La liste des « erreurs scientifiques du Coran » ne survit pas à la lecture des textes. Le soleil de Dhou Al-Qarnayn est une perception de voyageur — « il lui sembla », traduit Maach, et Ibn Hazm le disait déjà au XIᵉ siècle ; les « reins et les côtes » parlent l’idiome universel des langues anciennes, de l’hébreu au français ; les sept terres ne posent aucune doctrine qu’on puisse réfuter ; les montagnes-piquets sont une image d’ancrage plus heureuse que les cosmographies de leur temps ; et le soleil en course dans son orbite est tout sauf une erreur. À l’inverse, le fait massif demeure : un texte du VIIᵉ siècle qui évite les erreurs affirmées de toutes les cosmologies contemporaines et traverse la révolution scientifique sans naufrage. Ni concordisme, ni procès truqué : le Coran est un livre de guidance dont le langage des signes n’a pas vieilli — et c’est cela, précisément, qui demande une explication.

 

◆ À retenir

– Double piège à refuser : le procès anachronique (juger un livre de guidance comme un manuel) et le concordisme (fabriquer des « miracles scientifiques » qui s’effondrent avec les théories).

– Le test honnête d’une erreur : le texte affirme-t-il une proposition fausse comme doctrine ? Le langage phénoménal (« le soleil se lève ») n’en est pas une — nos bulletins météo le parlent encore.

– 18, 85-86 : « il lui sembla que le soleil se couchait… » (Maach) — perception du voyageur, lecture déjà défendue par Ibn Hazm (XIᵉ s.) au nom des versets sur l’orbite (36, 40) ; variante de lecture boueuse/bouillante signalée.

– 86, 5-7 : ṣulb et tarâ’ib — idiome des langues anciennes (le « fruit de ses reins » en hébreu comme en français), désignant la région d’où jaillit la semence, voire l’union de l’homme et de la femme — pas un énoncé d’anatomie.

– Sept terres (65, 12) : le texte n’affirme rien de cosmographique — on ne réfute pas une doctrine qu’il ne pose pas. Montagnes-awtâd : image d’ancrage (la partie enfouie stabilise). Mustaqarr (36, 38) : terme de la course d’un astre en orbite (36, 40), non un géocentrisme.

– L’argument positif, modeste et fort : l’absence des erreurs affirmées de l’époque (firmament solide, sphères de cristal, univers statique, génération spontanée) et des formulations restées ouvertes (orbites, dukhân, eau et vie, 51, 47) — compatibilité, non prédiction.

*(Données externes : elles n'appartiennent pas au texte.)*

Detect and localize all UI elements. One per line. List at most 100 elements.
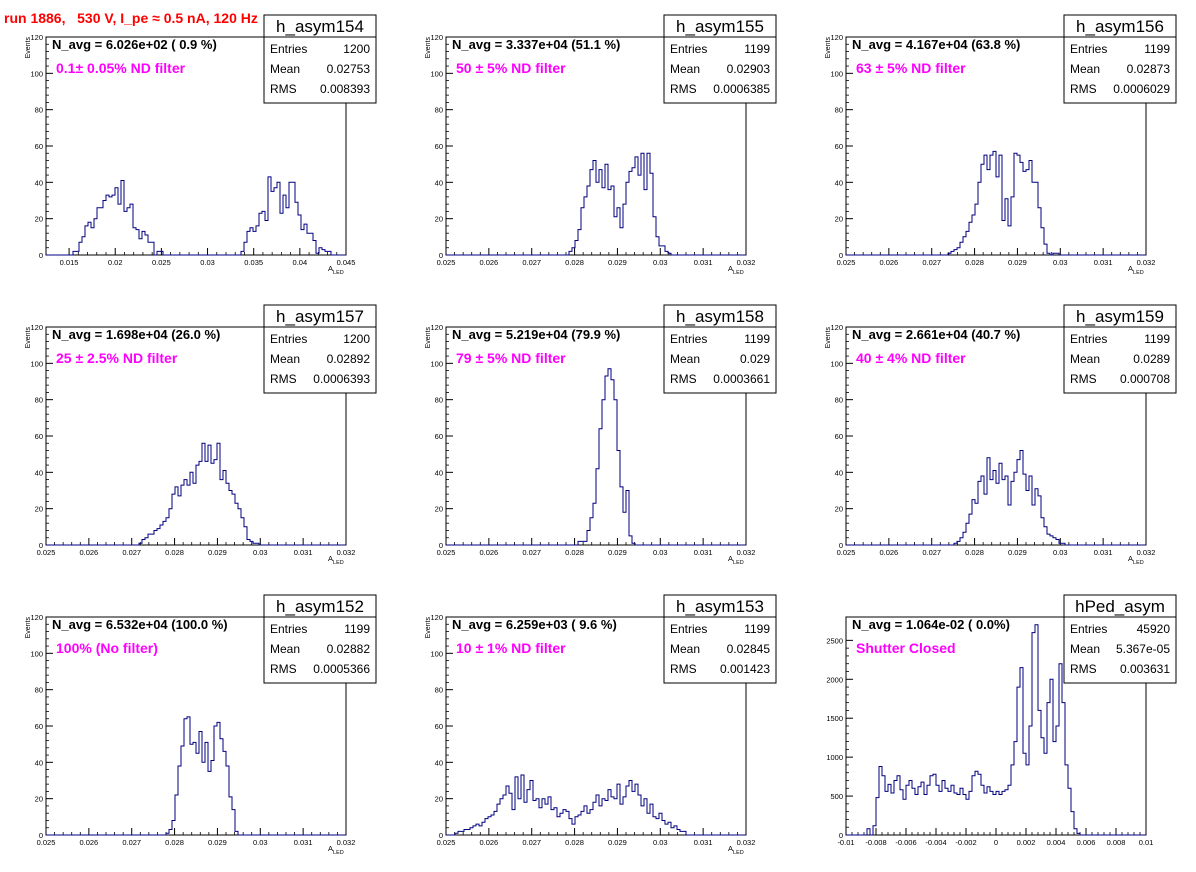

– La sphéricité de la terre fut admise par les classiques (Ibn Hazm en rapporte le consensus) : pas d’affaire Galilée en islam.

 

Sources

Coran : traduction française des sens par Rachid Maach (18, 85-86 avec sa note sur la variante « bouillante » ; 3, 190) ; références discutées en prose : 86, 5-7 ; 65, 12 ; 78, 7 ; 36, 38-40 ; 21, 30 et 33 ; 25, 61 ; 41, 11 ; 51, 47 ; 24, 40 ; 23, 12-14 ; 39, 5.

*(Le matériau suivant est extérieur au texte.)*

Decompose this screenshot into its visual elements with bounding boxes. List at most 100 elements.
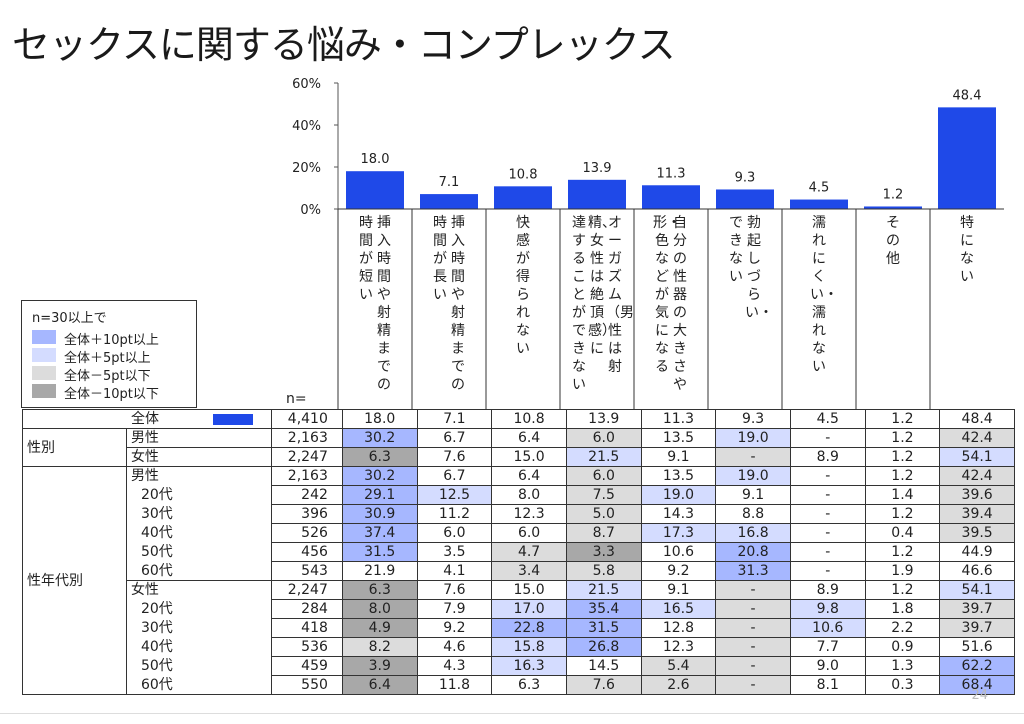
n-value: 2,163 <box>271 466 343 486</box>
table-cell: 6.3 <box>491 675 567 695</box>
table-cell: 68.4 <box>939 675 1015 695</box>
table-cell: 37.4 <box>341 523 418 543</box>
table-cell: 6.4 <box>491 466 567 486</box>
n-value: 2,247 <box>271 580 343 600</box>
table-cell: 11.2 <box>416 504 493 524</box>
table-cell: - <box>715 447 791 467</box>
table-cell: 7.5 <box>565 485 642 505</box>
table-cell: 4.1 <box>416 561 493 581</box>
table-cell: 31.5 <box>341 542 418 562</box>
table-cell: 0.9 <box>864 637 941 657</box>
row-label: 男性 <box>125 428 273 448</box>
column-header: 自分の性器の大きさや 形・色などが気になる <box>634 214 708 404</box>
table-cell: 0.4 <box>864 523 941 543</box>
table-cell: 6.3 <box>341 580 418 600</box>
table-cell: 9.1 <box>640 580 717 600</box>
table-cell: 8.0 <box>341 599 418 619</box>
bar <box>642 185 700 209</box>
table-cell: 54.1 <box>939 580 1015 600</box>
table-row: 60代 543 21.9 4.1 3.4 5.8 9.2 31.3-1.9 46.6 <box>23 561 1015 581</box>
table-cell: 4.3 <box>416 656 493 676</box>
column-header-line: 時間が短い <box>359 215 373 303</box>
table-cell: 8.1 <box>789 675 866 695</box>
table-cell: 26.8 <box>565 637 642 657</box>
table-cell: 1.2 <box>864 428 941 448</box>
table-cell: 39.7 <box>939 618 1015 638</box>
legend-header: n=30以上で <box>32 311 107 326</box>
total-bar-swatch <box>213 414 253 425</box>
table-cell: 39.6 <box>939 485 1015 505</box>
table-cell: 6.3 <box>341 447 418 467</box>
column-header: オーガズム（男性は射 精、女性は絶頂感）に 達することができない <box>560 214 634 404</box>
table-cell: 9.2 <box>416 618 493 638</box>
table-row: 60代 550 6.4 11.8 6.3 7.6 2.6-8.1 0.3 68.4 <box>23 675 1015 695</box>
y-tick-label: 0% <box>300 203 321 218</box>
column-header: 濡れにくい・濡れない <box>782 214 856 404</box>
table-cell: - <box>715 656 791 676</box>
table-cell: 9.1 <box>640 447 717 467</box>
table-cell: 6.4 <box>341 675 418 695</box>
bar <box>568 179 626 209</box>
table-cell: 6.7 <box>416 466 493 486</box>
table-cell: 15.8 <box>491 637 567 657</box>
row-label: 20代 <box>125 599 273 619</box>
column-header: 挿入時間や射精までの 時間が長い <box>412 214 486 404</box>
table-cell: 10.8 <box>491 409 567 429</box>
bar-value-label: 13.9 <box>583 161 612 176</box>
table-cell: 5.8 <box>565 561 642 581</box>
bar <box>864 206 922 209</box>
table-row: 性別 男性 2,163 30.2 6.7 6.4 6.0 13.5 19.0-1.2 42.4 <box>22 428 1015 467</box>
table-cell: 51.6 <box>939 637 1015 657</box>
column-header-line: できない <box>729 215 743 285</box>
bar-value-label: 48.4 <box>953 88 982 103</box>
bar <box>494 186 552 209</box>
table-cell: 1.3 <box>864 656 941 676</box>
column-header-line: 勃起しづらい・ <box>745 215 773 321</box>
column-header-line: その他 <box>886 215 900 267</box>
bar-value-label: 9.3 <box>735 170 756 185</box>
table-cell: 4.7 <box>491 542 567 562</box>
table-row-total: 全体 4,410 18.0 7.1 10.8 13.9 11.3 9.3 4.5 1.2 48.4 <box>21 409 1015 429</box>
table-cell: 14.5 <box>565 656 642 676</box>
n-value: 459 <box>271 656 343 676</box>
table-cell: 20.8 <box>715 542 791 562</box>
table-cell: 0.3 <box>864 675 941 695</box>
table-cell: 1.2 <box>864 580 941 600</box>
table-cell: 11.3 <box>640 409 717 429</box>
table-cell: 1.2 <box>864 466 941 486</box>
footer-divider <box>0 713 1024 714</box>
table-cell: 3.4 <box>491 561 567 581</box>
table-row: 40代 536 8.2 4.6 15.8 26.8 12.3-7.7 0.9 51.6 <box>23 637 1015 657</box>
table-cell: 35.4 <box>565 599 642 619</box>
n-value: 4,410 <box>271 409 343 429</box>
n-value: 2,163 <box>271 428 343 448</box>
column-header-line: 精、女性は絶頂感）に <box>588 215 616 357</box>
table-cell: 62.2 <box>939 656 1015 676</box>
table-cell: 44.9 <box>939 542 1015 562</box>
table-cell: 14.3 <box>640 504 717 524</box>
table-cell: 21.5 <box>565 447 642 467</box>
row-label: 50代 <box>125 656 273 676</box>
table-cell: 4.9 <box>341 618 418 638</box>
column-header-line: 濡れにくい・濡れない <box>810 215 838 375</box>
table-cell: 2.2 <box>864 618 941 638</box>
n-value: 242 <box>271 485 343 505</box>
table-cell: 8.8 <box>715 504 791 524</box>
table-cell: - <box>789 485 866 505</box>
row-label: 女性 <box>125 580 273 600</box>
table-cell: 6.0 <box>416 523 493 543</box>
bar <box>938 107 996 209</box>
group-label: 性年代別 <box>22 466 127 695</box>
table-cell: 1.8 <box>864 599 941 619</box>
table-row: 50代 456 31.5 3.5 4.7 3.3 10.6 20.8-1.2 44.9 <box>23 542 1015 562</box>
table-cell: 16.5 <box>640 599 717 619</box>
table-cell: 12.3 <box>491 504 567 524</box>
column-header-line: 挿入時間や射精までの <box>377 215 391 393</box>
table-cell: 8.0 <box>491 485 567 505</box>
table-cell: 6.0 <box>491 523 567 543</box>
table-cell: - <box>789 561 866 581</box>
n-value: 396 <box>271 504 343 524</box>
y-tick-label: 40% <box>292 119 321 134</box>
data-table: 全体 4,410 18.0 7.1 10.8 13.9 11.3 9.3 4.5 1.2 48.4 性… <box>21 409 1015 695</box>
group-label: 性別 <box>22 428 127 467</box>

Exégèse classique : At-Tabarî, Ar-Râzî, Ibn Kathîr (18, 86 ; 86, 5-7 ; 36, 38) ; Ibn Hazm, Al-Fiṣal (orbite du soleil et lecture perceptive de 18, 86 ; consensus sur la sphéricité de la terre).

Méthode : refus du concordisme (le Coran n’est pas un manuel de sciences) ; argument de l’absence des erreurs d’époque — raisonnement cumulatif, non démonstration isolée.